In the UK, when you hear a visiting American speak, you turn around and look at them in complete and utter disbelief at how truly ridiculous they sound. And to make it worse, you guys are exceptionally loud when you speak so it's pretty hard to ignore you. Plus you're all fat and that to magnify your presence.
To me, the American accent sounds very camp. Whenever I hear an American man talk I imagine them to enjoy musical theater and dancing to Barbara Streisand songs.

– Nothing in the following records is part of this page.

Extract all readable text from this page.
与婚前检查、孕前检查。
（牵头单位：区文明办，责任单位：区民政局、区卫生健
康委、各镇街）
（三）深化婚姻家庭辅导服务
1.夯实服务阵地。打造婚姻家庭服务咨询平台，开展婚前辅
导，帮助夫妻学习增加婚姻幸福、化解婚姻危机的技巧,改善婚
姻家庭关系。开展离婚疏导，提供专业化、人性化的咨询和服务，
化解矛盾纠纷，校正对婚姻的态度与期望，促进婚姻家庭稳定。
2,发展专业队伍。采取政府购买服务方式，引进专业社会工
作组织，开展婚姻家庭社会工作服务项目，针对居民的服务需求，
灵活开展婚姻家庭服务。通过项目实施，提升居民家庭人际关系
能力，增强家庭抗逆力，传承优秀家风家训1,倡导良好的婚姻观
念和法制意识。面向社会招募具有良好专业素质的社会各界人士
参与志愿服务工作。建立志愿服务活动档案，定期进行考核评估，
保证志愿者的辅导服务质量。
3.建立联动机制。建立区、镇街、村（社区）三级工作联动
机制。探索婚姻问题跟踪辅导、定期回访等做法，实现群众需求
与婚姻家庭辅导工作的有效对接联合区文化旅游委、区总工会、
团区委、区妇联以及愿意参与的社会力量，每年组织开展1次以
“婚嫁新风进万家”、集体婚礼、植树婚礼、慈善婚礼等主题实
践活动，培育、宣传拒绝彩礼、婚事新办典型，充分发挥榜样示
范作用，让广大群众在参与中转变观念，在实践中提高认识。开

This is not meant to be insulting and I understand it is a broad generalization but that is just how it sounds to me.
I plefel Indian English.
I would also add that a lot of my European friends think that the American accent sounds dumb. I disagree with that - I think it's more to do with the things they say rather than the way they say it.
I'll use my credit card.
BWAHAHAHAHAHA, awwww I dunno, all America look'a like.
Elite Vocalist wrote:
Only in Ameruica do you have to "press one for English" Rediculous. If you cant speak english, than get out of our country!!!
A minefield here.
You should read Pygmalion by George Bernard Shaw, or see the movie, My Fair Lady.
We are not quite so bad these days as when Shaw wrote: “It is impossible for an Englishman to open his mouth without making some other Englishman hate or despise him.” - but an ‘upper class’ (public school) accent is still something of an open sesame for jobs and upward social mobility in the UK.
Our education system leaves a lot to be desired, confirmed somewhat the other day when I saw on TV, a black Belgium footballer playing in England, being interviewed and he was far more articulate in English than 90% of the English footballers I see interviewed.
It might be my ears, but I cannot understand what many American actors are saying these days on TV and in the movies - they seem to mumble, especially the young actors.
I can understand every word in old black and white Hollywood movies.